Tazminatın kendi payına düşeninden fazlasını ödeyen kişi, bu fazla ödemesi için diğer müteselsil sorumlulara karşı rücu hakkına sahip olup zarar görenin haklarına halef olur.”

Bu düzenlemelerden anlaşılacağı üzere, müteselsil sorumluluk iki temel ilişki doğurur:

  1. Dış İlişki (TBK m. 61): Zarar gören ile zarar veren(ler) arasındaki ilişkidir. Alacaklının, (zarar görenin) uğradığı zararın tazminini, sorumluların tümünden veya birinden isteyebilmesine olanak tanır.
  2. İç İlişki (TBK m. 62): Sorumluların kendi aralarındaki ilişkidir. Bu safhada herkes, kusuruna veya yarattığı tehlikenin derecesine göre belirlenen payından sorumlu tutulur.
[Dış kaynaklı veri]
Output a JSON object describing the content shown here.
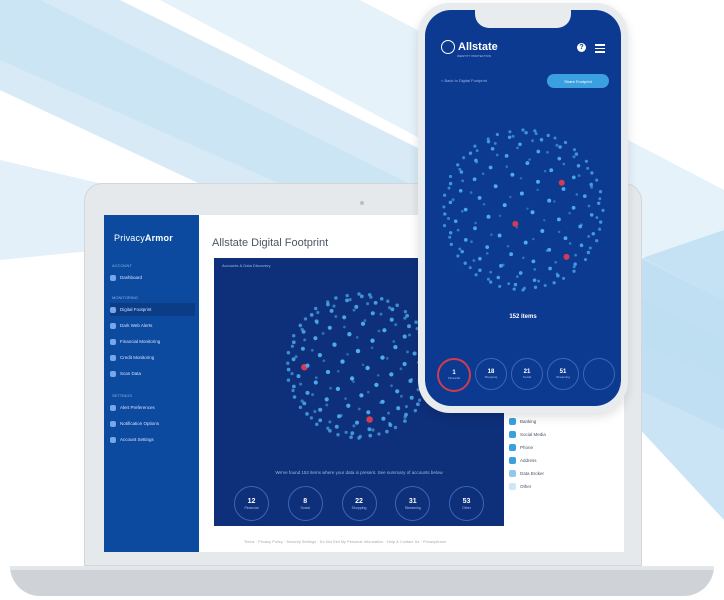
{
  "laptop": {
    "brand_prefix": "Privacy",
    "brand_suffix": "Armor",
    "sidebar": {
      "section_top": "Account",
      "top_item": "Dashboard",
      "section_mid": "Monitoring",
      "items": [
        {
          "label": "Digital Footprint",
          "active": true
        },
        {
          "label": "Dark Web Alerts",
          "active": false
        },
        {
          "label": "Financial Monitoring",
          "active": false
        },
        {
          "label": "Credit Monitoring",
          "active": false
        },
        {
          "label": "Scan Data",
          "active": false
        }
      ],
      "section_bottom": "Settings",
      "bottom_items": [
        {
          "label": "Alert Preferences"
        },
        {
          "label": "Notification Options"
        },
        {
          "label": "Account Settings"
        }
      ]
    },
    "main_title": "Allstate Digital Footprint",
    "panel_label": "Accounts & Data Discovery",
    "panel_caption": "We've found 152 items where your data is present. See summary of accounts below",
    "stats": [
      {
        "number": "12",
        "label": "Financial"
      },
      {
        "number": "8",
        "label": "Social"
      },
      {
        "number": "22",
        "label": "Shopping"
      },
      {
        "number": "31",
        "label": "Streaming"
      },
      {
        "number": "53",
        "label": "Other"
      }
    ],
    "legend": [
      {
        "label": "Banking",
        "color": "#3aa0e0"
      },
      {
        "label": "Social Media",
        "color": "#3aa0e0"
      },
      {
        "label": "Phone",
        "color": "#3aa0e0"
      },
      {
        "label": "Address",
        "color": "#3aa0e0"
      },
      {
        "label": "Data Broker",
        "color": "#8fc8ee"
      },
      {
        "label": "Other",
        "color": "#cfe6f7"
      }
    ],
    "footer": "Terms · Privacy Policy · Security Settings · Do Not Sell My Personal Information · Help & Contact Us · PrivacyArmor"
  },
  "phone": {
    "logo": "Allstate",
    "logo_tag": "IDENTITY PROTECTION",
    "back_link": "< Back to Digital Footprint",
    "pill_button": "Share Footprint",
    "items_label": "152 items",
    "stats": [
      {
        "number": "1",
        "label": "Financial",
        "selected": true
      },
      {
        "number": "18",
        "label": "Shopping",
        "selected": false
      },
      {
        "number": "21",
        "label": "Social",
        "selected": false
      },
      {
        "number": "51",
        "label": "Streaming",
        "selected": false
      },
      {
        "number": "",
        "label": "",
        "selected": false
      }
    ]
  },
  "icons": [
    "help-icon",
    "menu-icon",
    "camera-icon"
  ],
  "colors": {
    "sidebar": "#0b4a9e",
    "panel": "#0e2f7a",
    "dot": "#4fb0f0",
    "alert_dot": "#d23b50",
    "phone_screen": "#0c3a91"
  }
}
Fazla ödemede bulunan sorumlu, diğer sorumlulara rücu edebilir.

1.2. Dış İlişkide Teselsül ve Sonuçları

Müteselsil sorumluluk, borçlulardan birinin veya bazı borçluların yaptığı hukukî işlemlerin, diğer borçlulara da sonuç doğurması ilkesini barındırır. Örneğin:

  • Zamanaşımının kesilmesi: Borçlulardan birine karşı zamanaşımını kesen bir işlem yapılırsa, diğer borçlular bakımından da zamanaşımı kesilmiş sayılır (YHGK 28/06/2022 T, 2021/902 E., 2022/1049 K.).

1.3. İç İlişkide Teselsül (Rücu İlişkisi)

İç ilişkide müteselsil sorumluluk yerine “pay” ilkesi geçerlidir. Kim daha fazla ödemişse, kendi kusur veya payı dışında yaptığı fazla ödemeyi, diğer sorumlulara rücu edebilir (TBK m. 62). Ödemede bulunan zarar veren, zarar görenin haklarına halef olur; bu hak, dış ilişkiden bağımsız ve rücu eden ile rücu edilen arasındaki yeni bir alacak hakkıdır (YHGK 27/09/2022 T, 2021/299 E., 2022/1166 K.).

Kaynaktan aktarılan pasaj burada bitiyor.